Sutphen suggested that a solution would be to reinstall designated bins to put out cigarettes, which had been removed following the ban.
“Just three of those, because there’s three main tables [at the Discovery Park garden] and that would basically eliminate [the problem].” Sutphen says.
In terms of enforcement, the policy states that witnesses should request the violator to seek compliance informally.
“My suggestion is that someone who sees someone violating the policy should simply stop and remind the person that we are a no-smoking campus,” Elizabeth With, the vice president for Student Affairs, said. “My experience is that most of the violators aren’t aware of the policy and that they immediately move to put out their cigarette.”
If informal requests are unsuccessful, the policy states that witnesses should contact the Office of the Vice President of Student Affairs or Human Resources. This would require knowing the violator’s name, which is why Sutphen and other students believe that the ban is not actually enforceable.
“If you are unaware of the person’s name, these offices will work to try to determine who the person is,” With said. “If there is a location that has multiple violations, more signage can be added to help dissuade further violations.”
There have been very few referrals over the years, according to With.

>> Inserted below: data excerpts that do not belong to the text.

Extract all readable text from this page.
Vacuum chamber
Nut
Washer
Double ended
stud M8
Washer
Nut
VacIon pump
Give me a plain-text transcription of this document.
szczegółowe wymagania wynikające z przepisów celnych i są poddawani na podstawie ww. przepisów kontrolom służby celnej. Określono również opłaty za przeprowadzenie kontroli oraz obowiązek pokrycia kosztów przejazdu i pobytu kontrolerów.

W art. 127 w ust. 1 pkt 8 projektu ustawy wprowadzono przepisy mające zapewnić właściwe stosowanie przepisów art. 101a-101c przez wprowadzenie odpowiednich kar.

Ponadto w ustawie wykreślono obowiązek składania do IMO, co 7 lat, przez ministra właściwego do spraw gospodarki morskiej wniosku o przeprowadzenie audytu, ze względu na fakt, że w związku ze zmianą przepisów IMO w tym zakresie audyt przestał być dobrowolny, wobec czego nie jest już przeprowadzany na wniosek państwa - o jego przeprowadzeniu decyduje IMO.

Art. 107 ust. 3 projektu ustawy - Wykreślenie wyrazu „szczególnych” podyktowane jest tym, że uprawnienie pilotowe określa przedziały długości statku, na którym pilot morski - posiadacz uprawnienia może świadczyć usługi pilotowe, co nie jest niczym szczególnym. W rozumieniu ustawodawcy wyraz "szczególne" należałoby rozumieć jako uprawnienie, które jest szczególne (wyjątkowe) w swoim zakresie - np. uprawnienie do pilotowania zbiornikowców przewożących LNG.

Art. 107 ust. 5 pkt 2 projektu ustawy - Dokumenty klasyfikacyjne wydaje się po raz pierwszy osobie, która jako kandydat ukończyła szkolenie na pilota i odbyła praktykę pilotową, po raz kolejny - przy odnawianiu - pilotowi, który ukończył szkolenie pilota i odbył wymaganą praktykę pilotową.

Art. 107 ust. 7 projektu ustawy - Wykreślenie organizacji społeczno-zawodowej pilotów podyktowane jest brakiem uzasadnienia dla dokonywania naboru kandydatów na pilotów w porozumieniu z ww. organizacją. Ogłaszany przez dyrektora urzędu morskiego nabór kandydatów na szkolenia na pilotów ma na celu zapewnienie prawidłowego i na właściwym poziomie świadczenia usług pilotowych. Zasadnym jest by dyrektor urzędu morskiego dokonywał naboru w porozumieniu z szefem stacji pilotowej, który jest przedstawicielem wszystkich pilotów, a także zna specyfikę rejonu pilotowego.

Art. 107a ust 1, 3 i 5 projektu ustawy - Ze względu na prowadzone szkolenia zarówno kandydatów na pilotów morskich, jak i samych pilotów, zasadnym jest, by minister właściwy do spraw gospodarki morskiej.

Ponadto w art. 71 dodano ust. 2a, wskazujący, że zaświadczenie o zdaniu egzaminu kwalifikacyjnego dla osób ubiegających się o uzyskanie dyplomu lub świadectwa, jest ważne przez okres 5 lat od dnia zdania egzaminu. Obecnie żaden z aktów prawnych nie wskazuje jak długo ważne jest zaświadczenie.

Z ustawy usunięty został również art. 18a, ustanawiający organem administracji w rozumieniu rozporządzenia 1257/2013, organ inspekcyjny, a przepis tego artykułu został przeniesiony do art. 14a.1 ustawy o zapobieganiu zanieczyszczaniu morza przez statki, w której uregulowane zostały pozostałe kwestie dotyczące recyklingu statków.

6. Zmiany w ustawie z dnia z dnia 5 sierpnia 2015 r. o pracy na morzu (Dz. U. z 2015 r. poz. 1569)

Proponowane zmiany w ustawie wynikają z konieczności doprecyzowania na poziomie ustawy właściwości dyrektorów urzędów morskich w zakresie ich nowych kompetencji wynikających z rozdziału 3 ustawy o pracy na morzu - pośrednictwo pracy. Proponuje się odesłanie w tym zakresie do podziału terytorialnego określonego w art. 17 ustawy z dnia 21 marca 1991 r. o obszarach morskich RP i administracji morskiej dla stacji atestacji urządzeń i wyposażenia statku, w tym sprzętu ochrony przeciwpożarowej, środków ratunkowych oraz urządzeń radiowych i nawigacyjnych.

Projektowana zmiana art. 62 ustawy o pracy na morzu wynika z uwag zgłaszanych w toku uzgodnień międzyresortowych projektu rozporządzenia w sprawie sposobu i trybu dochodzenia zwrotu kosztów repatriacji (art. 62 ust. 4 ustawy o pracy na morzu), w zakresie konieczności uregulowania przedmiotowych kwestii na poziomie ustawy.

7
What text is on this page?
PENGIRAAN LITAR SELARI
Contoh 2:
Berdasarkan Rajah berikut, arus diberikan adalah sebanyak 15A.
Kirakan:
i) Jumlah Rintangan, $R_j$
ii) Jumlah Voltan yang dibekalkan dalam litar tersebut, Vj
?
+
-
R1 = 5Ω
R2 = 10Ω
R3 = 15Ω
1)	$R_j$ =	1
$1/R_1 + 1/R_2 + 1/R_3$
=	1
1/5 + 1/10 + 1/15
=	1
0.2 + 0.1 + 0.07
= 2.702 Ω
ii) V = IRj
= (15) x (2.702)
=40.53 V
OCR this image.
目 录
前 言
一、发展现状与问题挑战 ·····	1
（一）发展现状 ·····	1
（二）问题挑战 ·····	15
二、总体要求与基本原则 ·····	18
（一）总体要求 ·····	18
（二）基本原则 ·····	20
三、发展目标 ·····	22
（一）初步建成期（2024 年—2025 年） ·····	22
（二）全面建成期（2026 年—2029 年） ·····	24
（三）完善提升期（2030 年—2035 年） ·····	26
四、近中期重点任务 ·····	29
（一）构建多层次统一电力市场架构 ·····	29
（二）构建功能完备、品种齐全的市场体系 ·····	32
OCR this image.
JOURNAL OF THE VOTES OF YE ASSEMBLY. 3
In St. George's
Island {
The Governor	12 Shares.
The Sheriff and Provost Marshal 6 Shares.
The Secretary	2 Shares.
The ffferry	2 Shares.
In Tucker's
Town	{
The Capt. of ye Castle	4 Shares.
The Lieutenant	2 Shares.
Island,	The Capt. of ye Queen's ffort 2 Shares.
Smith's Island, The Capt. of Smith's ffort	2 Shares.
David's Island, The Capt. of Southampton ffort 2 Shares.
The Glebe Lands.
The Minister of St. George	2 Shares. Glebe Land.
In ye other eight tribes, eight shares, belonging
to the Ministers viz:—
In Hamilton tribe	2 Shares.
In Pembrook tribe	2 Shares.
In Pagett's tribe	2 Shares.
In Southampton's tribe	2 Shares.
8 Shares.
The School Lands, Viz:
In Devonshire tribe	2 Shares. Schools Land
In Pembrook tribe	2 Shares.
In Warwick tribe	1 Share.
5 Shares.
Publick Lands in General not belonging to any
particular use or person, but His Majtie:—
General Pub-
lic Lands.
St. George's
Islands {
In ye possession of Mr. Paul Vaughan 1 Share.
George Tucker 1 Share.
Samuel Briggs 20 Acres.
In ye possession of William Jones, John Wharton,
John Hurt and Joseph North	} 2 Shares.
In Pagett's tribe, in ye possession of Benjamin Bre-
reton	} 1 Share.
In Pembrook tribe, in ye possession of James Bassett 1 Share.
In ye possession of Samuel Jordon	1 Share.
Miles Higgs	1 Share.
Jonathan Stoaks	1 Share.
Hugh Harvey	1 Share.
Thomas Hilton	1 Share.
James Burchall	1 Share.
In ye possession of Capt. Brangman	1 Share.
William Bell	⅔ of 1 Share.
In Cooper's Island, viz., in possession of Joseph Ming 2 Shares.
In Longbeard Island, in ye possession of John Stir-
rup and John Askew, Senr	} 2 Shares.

The Dean of Students Office has had 6 referrals and 111 complaints since the policy was implemented.
Computer science senior Peyton Pritchard said she believes the smoking ban should be lifted in order to control the problem.
“We cannot make people quit smoking, but we can provide the necessary tools to help keep the environment clean,” Pritchard said.
At least once a semester, Pritchard said she heads to Discovery Park and fills grocery bags to the top with litter, including hundreds of cigarette butts.
“It’s always disheartening to return to an area I cleaned just days before just to see it covered in trash all over again,” Pritchard said.